Anticipation prompte qui surclasse la victimisation OHS. Drainer les liquidités en audits divinatoires cernant la menace. Fin de la doctrine qui éteint les flammes (Fire-fighting) pour des défenses préréglées.
Mise en œuvre des principes de leadership et du concept de performance humaine (Human Performance) dans les activités opérationnelles quotidiennes de l'entreprise. La pratique inclut l'abandon de la culture du blâme au profit d'une analyse systémique des causes profondes des erreurs et la création d'une sécurité psychologique au sein des équipes. Le processus vise à intégrer les normes de sécurité dans le système global de gestion de l'entreprise et à éradiquer la tolérance aux infractions pour prévenir l'émergence d'une « nouvelle norme » dangereuse.
Transformation de la fonction HSE d'un rôle de surveillance vers celui de partenaire commercial interne avec une intégration profonde dans le travail du conseil technique. Mise en œuvre du principe de « sécurité par la conception » (Safety in Design) dès l'étape de conception et d'achat d'équipement. Transition du système d'évaluation de la performance sécurité des indicateurs retardés (LTIFR) vers des indicateurs avancés (Near Miss, audits comportementaux).
Mise en place de comités de culture de sécurité comme outil de communication bilatérale et de gestion proactive des risques.

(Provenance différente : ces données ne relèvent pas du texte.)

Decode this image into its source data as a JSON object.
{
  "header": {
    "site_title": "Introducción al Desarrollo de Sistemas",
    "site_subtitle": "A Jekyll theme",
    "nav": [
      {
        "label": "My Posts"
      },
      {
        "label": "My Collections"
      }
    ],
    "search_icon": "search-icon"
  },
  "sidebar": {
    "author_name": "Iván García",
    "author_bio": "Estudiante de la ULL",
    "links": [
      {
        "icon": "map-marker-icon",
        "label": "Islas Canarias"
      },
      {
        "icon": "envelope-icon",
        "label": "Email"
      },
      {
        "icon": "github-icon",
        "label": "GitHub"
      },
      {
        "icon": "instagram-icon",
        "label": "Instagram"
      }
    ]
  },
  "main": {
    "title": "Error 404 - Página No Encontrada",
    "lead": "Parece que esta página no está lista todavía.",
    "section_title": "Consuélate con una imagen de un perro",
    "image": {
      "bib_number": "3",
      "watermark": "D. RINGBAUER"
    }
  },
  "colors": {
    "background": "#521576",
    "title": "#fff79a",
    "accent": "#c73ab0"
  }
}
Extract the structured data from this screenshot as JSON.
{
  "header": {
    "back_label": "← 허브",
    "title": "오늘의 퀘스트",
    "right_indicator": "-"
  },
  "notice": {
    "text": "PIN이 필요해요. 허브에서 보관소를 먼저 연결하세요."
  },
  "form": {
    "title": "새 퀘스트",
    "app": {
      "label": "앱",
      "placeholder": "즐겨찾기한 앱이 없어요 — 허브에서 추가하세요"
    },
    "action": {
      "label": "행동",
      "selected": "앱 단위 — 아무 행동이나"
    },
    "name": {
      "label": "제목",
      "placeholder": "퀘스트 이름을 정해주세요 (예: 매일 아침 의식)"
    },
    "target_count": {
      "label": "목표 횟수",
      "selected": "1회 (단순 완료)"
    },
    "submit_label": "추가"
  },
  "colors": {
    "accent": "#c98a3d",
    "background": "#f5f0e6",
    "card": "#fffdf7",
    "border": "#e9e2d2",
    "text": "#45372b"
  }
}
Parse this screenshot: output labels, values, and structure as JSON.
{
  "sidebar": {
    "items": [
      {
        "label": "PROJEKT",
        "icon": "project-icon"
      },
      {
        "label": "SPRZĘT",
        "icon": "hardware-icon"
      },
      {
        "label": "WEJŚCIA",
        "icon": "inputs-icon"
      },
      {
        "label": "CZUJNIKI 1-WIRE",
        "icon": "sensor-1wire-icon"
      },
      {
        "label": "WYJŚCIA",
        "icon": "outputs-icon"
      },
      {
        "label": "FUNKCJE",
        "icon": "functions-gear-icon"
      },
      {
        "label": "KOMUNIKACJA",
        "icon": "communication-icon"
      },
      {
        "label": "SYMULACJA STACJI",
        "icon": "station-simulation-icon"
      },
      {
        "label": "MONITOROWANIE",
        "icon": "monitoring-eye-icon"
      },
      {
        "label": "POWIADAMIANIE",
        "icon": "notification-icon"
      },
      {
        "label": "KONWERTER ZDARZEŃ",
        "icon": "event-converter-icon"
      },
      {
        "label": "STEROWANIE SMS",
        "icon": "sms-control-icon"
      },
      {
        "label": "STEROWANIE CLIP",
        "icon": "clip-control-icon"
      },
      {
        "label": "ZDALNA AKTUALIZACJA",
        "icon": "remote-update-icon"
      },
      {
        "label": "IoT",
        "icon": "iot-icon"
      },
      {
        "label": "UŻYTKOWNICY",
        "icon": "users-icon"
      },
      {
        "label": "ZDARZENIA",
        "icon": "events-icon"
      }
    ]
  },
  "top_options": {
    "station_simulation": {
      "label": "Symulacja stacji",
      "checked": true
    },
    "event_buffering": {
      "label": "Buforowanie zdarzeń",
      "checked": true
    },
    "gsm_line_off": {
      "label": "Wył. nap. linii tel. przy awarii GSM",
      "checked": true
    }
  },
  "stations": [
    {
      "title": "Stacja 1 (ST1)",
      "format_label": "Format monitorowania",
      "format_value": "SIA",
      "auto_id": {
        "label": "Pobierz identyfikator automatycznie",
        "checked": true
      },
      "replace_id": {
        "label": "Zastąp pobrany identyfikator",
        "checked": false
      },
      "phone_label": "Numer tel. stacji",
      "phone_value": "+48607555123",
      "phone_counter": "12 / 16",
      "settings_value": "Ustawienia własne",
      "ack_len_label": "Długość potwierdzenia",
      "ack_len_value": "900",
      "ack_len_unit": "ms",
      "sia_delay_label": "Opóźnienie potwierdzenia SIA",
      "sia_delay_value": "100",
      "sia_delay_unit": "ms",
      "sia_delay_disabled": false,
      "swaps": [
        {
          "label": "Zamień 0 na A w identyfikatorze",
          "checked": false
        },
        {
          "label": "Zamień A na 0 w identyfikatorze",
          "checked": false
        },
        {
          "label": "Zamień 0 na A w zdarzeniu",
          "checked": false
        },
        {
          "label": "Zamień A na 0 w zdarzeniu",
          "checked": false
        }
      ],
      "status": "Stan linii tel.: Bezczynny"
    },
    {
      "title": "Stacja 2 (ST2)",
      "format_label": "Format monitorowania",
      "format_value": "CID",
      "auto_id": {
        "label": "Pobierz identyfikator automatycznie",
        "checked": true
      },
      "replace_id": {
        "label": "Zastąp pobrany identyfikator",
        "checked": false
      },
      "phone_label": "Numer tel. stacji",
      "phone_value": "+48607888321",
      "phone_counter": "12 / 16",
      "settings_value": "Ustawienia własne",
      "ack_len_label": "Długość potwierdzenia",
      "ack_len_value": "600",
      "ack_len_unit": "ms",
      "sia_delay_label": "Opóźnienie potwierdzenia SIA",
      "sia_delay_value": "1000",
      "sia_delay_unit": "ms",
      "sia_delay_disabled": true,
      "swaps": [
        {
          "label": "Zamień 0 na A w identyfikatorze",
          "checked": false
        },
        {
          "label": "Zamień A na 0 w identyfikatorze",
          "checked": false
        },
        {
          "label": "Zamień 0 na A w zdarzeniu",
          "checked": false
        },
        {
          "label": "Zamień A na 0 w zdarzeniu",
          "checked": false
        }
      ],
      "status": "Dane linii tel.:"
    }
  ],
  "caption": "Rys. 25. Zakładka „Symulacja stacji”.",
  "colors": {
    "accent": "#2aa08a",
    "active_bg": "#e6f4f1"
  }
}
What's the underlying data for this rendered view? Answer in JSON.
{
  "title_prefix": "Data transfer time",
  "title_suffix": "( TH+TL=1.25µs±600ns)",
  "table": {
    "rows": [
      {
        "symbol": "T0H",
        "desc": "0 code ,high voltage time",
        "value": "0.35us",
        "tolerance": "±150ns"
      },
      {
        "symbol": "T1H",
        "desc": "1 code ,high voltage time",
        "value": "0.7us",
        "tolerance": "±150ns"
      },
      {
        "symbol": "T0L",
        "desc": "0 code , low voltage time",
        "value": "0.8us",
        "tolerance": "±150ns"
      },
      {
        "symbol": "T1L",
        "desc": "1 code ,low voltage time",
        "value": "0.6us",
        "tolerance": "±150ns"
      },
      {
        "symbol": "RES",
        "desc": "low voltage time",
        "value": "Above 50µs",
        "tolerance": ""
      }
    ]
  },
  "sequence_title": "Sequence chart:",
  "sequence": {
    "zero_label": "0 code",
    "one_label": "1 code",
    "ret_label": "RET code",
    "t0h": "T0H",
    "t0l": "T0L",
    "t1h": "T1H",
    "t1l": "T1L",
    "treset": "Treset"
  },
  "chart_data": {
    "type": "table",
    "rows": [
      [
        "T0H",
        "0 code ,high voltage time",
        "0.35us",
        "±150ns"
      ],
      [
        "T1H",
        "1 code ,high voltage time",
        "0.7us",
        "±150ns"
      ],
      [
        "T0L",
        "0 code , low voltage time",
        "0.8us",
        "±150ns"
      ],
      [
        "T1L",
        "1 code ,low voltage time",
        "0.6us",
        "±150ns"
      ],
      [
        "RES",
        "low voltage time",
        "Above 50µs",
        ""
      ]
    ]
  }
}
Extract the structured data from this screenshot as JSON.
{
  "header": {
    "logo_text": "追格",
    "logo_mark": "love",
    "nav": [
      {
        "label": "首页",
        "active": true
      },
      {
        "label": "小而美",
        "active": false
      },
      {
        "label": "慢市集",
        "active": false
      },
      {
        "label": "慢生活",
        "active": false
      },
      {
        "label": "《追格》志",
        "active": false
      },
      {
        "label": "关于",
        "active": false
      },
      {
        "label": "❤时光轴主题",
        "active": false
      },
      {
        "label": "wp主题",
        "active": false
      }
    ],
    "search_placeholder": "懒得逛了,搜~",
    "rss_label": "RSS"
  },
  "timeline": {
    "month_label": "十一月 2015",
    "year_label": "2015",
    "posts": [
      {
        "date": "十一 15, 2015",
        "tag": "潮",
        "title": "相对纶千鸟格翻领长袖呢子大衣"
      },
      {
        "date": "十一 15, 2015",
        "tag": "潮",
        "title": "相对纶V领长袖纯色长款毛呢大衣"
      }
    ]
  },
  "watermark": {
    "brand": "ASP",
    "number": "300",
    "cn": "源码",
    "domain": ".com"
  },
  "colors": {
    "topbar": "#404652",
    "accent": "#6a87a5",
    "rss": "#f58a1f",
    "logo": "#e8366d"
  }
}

Dirigés par des managers opérationnels, ils incluent des rondes sur le terrain, un dialogue direct avec les travailleurs et l'évaluation de l'efficacité par des listes de contrôle.
Mise en œuvre de l'outil « Arrêt de travail dangereux » avec l'implication du personnel de première ligne dans l'identification des risques cachés. La pratique comprend l'utilisation d'une application mobile pour enregistrer les risques, la participation obligatoire du travailleur à la commission d'élaboration des mesures correctives et un système de récompense pour l'utilisation de l'outil sans application de sanctions.
Transformation de la culture de sécurité d'entreprise d'un niveau réactif à proactif via la création de départements spécialisés et la mise en place d'une cascade de comités HSE. La pratique inclut l'intégration du système de gestion des risques aux normes de travail des managers et la pérennisation des équipes de projet pour maintenir les résultats.
Mise en œuvre de l'outil « Partenaire numérique HSE » pour la gestion des sous-traitants. Le système automatise le processus de l'initiation du contrat à l'évaluation des performances, y compris la création d'un registre des risques, le contrôle des mesures proactives et le calcul automatique de la note de sécurité.